Sev tidak bisa merasakan apa-apa kecuali kemarahan dalam dada.
Ia merasa ingin mulai membunuh sembarangan orang hanya untuk melepaskan ketegangan. Ada banyak kepala yang bisa ditembak di sekitar apartemen kumuh itu. Preman dan berandalan yang tidak akan dicari oleh polisi jika mereka menghilang secara tiba-tiba. Salah satu alasan mengapa laporan Evie dianggap sebagai angin lalu selama ini. Gadis itu tinggal di lingkungan yang buruk.

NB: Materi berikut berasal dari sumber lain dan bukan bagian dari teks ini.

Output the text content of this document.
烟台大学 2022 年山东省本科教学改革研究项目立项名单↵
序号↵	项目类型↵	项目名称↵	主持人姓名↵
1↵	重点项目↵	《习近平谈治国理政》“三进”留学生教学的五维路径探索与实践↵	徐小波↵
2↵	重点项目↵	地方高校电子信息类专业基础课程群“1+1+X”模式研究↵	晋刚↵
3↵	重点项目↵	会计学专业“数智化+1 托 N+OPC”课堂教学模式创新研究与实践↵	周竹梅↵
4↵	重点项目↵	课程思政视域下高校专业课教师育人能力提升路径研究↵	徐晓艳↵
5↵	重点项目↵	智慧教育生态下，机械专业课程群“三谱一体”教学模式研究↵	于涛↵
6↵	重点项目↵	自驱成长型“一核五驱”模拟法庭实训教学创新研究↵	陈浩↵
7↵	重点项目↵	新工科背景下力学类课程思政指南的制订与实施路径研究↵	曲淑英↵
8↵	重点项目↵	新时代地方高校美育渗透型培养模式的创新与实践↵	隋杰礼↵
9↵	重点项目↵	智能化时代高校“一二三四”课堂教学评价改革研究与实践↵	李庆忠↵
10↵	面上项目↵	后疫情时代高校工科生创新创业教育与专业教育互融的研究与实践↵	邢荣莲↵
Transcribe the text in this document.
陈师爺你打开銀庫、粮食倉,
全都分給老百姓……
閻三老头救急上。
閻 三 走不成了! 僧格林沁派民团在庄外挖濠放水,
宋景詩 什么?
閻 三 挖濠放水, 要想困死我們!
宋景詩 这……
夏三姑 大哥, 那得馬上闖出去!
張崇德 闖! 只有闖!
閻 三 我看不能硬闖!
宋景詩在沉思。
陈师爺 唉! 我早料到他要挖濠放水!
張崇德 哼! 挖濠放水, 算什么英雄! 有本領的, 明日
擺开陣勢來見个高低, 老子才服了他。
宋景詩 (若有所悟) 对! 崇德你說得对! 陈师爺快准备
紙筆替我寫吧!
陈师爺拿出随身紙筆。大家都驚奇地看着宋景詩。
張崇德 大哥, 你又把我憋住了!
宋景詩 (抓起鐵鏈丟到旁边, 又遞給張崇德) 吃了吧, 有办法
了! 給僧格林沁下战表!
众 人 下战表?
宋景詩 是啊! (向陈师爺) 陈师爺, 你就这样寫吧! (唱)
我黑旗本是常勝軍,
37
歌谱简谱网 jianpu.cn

Zade mengatakan bahwa menculik seorang wanita tidak berdosa dengan alasan yang tepat bisa dimaklumi. Mungkin, sudah waktunya ia mendengar saran kakaknya. Evie bisa membencinya setelah ini, tapi setidaknya wanita itu akan membencinya di dalam apartemen yang lebih layak dan dalam keadaan aman.
Sev melepas kancing jaketnya dan membiarkan gagang pistolnya terlihat sebelum melangkah melewati segerombolan anak muda yang duduk di sekitar tangga.
"Hei, man," Sev menyapa sambil mengangguk.
Orang-orang itu mengamati pistolnya dengan lirikan penuh rasa penasaran.
"Sup, man," salah satunya menyapa balik.
Sev berjalan melewati gerombolan anak muda itu tanpa gangguan dan melanjutkan langkahnya naik.
Begitu tiba di depan apartemen Evie, Sev merogoh ke dalam saku dan mengeluarkan penjepit kertas yang kemudian diluruskannya. Ia bisa saja menembak pintu apartemen dengan pistolnya, tapi mengingat ia tidak ingin menarik perhatian, penjepit kertas akan lebih tepat.
Sev memasukkan ujung penjepit kertas ke lubang kunci dan mulai mencongkel. Ia belajar cara membobol kunci ketika ia masih duduk di bangku SD. Menggunakan tutorial dari internet dan jepit rambut milik temannya, ia berhasil membuka locker guru sejarahnya yang menyebalkan dan memasukkan petasan ke dalamnya. Ia ketahuan tentu saja. Ibunya harus datang ke sekolah dan ia diskors dari sekolah selama seminggu, tapi setidaknya guru sejarah itu tidak lagi berani memarahinya ketika ia datang terlambat.
Begitu kunci terbuka, Sev meraih pistolnya dan menyelipkan dirinya masuk. Tanpa suara, Sev menutup pintu sebelum mengedarkan pandangannya ke sekeliling apartemen.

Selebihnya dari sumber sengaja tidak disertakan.